TRIPOLI, Libya - The Libyan man convicted in the 1988 Lockerbie bombing attended a pro-Gadhafi rally, and Libyan state TV images showing the bomber in a wheelchair in a crowd in Tripoli revived criticism in Britain on Wednesday of the decision to grant him early release on medical grounds.
Abdel Baset al-Megrahi's presence at Tuesday's rally appeared to be another sign of defiance by the embattled regime of Moammar Gadhafi, locked in a civil war with anti-government rebels for the past five months.
Britain officially recognized Libya's main opposition group as the country's legitimate government and expelled all diplomats from Gadhafi's regime on Wednesday.

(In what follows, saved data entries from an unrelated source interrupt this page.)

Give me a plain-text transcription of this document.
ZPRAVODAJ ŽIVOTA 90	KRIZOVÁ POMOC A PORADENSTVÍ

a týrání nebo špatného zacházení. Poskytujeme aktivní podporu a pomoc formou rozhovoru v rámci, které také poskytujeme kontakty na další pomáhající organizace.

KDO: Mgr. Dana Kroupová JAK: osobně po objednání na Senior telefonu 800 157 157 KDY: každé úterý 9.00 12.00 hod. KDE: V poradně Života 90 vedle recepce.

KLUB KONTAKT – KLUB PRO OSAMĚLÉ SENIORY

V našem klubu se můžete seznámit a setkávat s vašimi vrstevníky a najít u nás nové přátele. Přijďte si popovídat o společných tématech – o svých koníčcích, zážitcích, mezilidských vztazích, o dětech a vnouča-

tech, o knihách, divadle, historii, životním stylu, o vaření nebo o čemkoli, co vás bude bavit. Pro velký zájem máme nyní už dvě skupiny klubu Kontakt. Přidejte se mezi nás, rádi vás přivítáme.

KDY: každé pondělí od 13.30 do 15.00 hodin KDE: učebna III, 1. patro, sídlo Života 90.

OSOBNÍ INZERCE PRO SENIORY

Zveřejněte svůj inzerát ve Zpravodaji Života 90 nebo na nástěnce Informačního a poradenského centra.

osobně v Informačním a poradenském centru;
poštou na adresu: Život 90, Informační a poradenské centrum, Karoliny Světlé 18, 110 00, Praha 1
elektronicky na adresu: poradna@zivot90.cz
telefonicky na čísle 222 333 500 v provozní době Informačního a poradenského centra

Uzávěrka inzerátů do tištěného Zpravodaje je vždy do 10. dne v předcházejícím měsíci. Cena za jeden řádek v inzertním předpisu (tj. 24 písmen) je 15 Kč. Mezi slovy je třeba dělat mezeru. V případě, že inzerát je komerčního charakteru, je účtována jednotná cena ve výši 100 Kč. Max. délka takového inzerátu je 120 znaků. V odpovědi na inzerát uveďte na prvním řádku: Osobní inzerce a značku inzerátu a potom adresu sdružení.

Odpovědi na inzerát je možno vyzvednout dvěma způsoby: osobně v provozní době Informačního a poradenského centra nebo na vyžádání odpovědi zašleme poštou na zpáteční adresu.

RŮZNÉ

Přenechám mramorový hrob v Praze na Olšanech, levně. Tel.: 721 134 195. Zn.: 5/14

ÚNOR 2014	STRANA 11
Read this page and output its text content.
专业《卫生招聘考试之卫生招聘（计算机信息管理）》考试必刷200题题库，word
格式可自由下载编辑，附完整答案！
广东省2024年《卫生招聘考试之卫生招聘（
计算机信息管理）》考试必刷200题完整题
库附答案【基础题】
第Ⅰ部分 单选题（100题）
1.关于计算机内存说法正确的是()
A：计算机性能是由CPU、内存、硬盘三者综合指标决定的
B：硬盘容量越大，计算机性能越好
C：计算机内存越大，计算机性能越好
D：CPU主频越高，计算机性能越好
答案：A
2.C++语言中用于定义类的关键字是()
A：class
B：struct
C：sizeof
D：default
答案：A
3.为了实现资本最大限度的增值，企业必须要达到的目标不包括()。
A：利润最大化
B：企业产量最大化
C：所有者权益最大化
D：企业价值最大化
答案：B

Al-Megrahi was convicted in the 1988 downing of a Pan Am plane that killed 270 people, most of them Americans, over Lockerbie, Scotland. He was released from a Scottish prison in 2009 after being diagnosed with prostate cancer, and at the time was given three months to live. Al-Megrahi returned to a hero's welcome in Libya later that year.
"The appearance of Mr. al-Megrahi on our television screens is a further reminder that a great mistake was made when he was released," British Foreign Secretary William Hague told reporters Wednesday.
Medical advice suggesting that al-Megrahi had only three months to live "was pretty much worthless," Hague said.
Hague's Conservative Party opposed the Scottish government's decision to free al-Megrahi on compassionate grounds and has criticized the Labour government, which it replaced last year, for paving the way for his release.
"The anger and outrage at this release will be intensified by what we have seen," Hague said.
The Libyan state TV footage, rebroadcast in Britain and elsewhere, shows al-Megrahi sitting in a wheelchair, wearing a white turban and what appears to be a blue medical mask tucked under his chin. He looks thin, but attentive and is flanked by men in traditional Libyan tribal dress.
Gadhafi has rejected calls by the international community to step down. Instead, he has threatened to attack targets in Europe unless NATO stops its bombing campaign of regime-linked installations in Libya. NATO is acting under a U.N. mandate to protect civilians.
In formally recognizing Libya's main opposition group, the National Transitional Council, as the "sole governmental authority in Libya," Hague said Britain is unfreezing 91 million pounds ($150 million) of Libyan oil assets.
Hague said the council has been invited to send an ambassador to London, adding that "we will deal with the National Transitional Council on the same basis as other governments around the world."
In the eastern Libyan city of Benghazi, the main rebel stronghold, rebel chief Mustafa Abdul-Jalil praised the British decision as an economic and political boost.
Abdul-Jalil also said rebel forces will keep fighting during the Muslim fasting month of Ramadan, a time of heightened religious observance that begins next week.
"Fighting during Ramadan is not something we want to do," Abdul-Jalil told a news conference. "But if Gadhafi does not step down, we will fight, and you must know that this month will keep up our morale."
Abdul-Jalil reiterated that a proposal to let Gadhafi retire in Libya, provided he resigns, is no longer on the table. The rebel chief said proposal was linked to a deadline by which Gadhafi would have had to step down. That deadline has passed, "and that makes the proposal no longer valid," Abdul-Jalil said.
Over the past week, officials in the U.S., France and Britain have said they would not object to such an arrangement, provided it's accepted by the Libyan people.
Letting Gadhafi retire in Libya might have been a possible way out of the military and political deadlock of the past few months. The civil war broke out shortly after anti-government protests, inspired by uprisings elsewhere in the Arab world, swept across Libya in February.
Rebels now control the east of the country and pockets in the west, while Gadhafi clings to power in the remaining areas.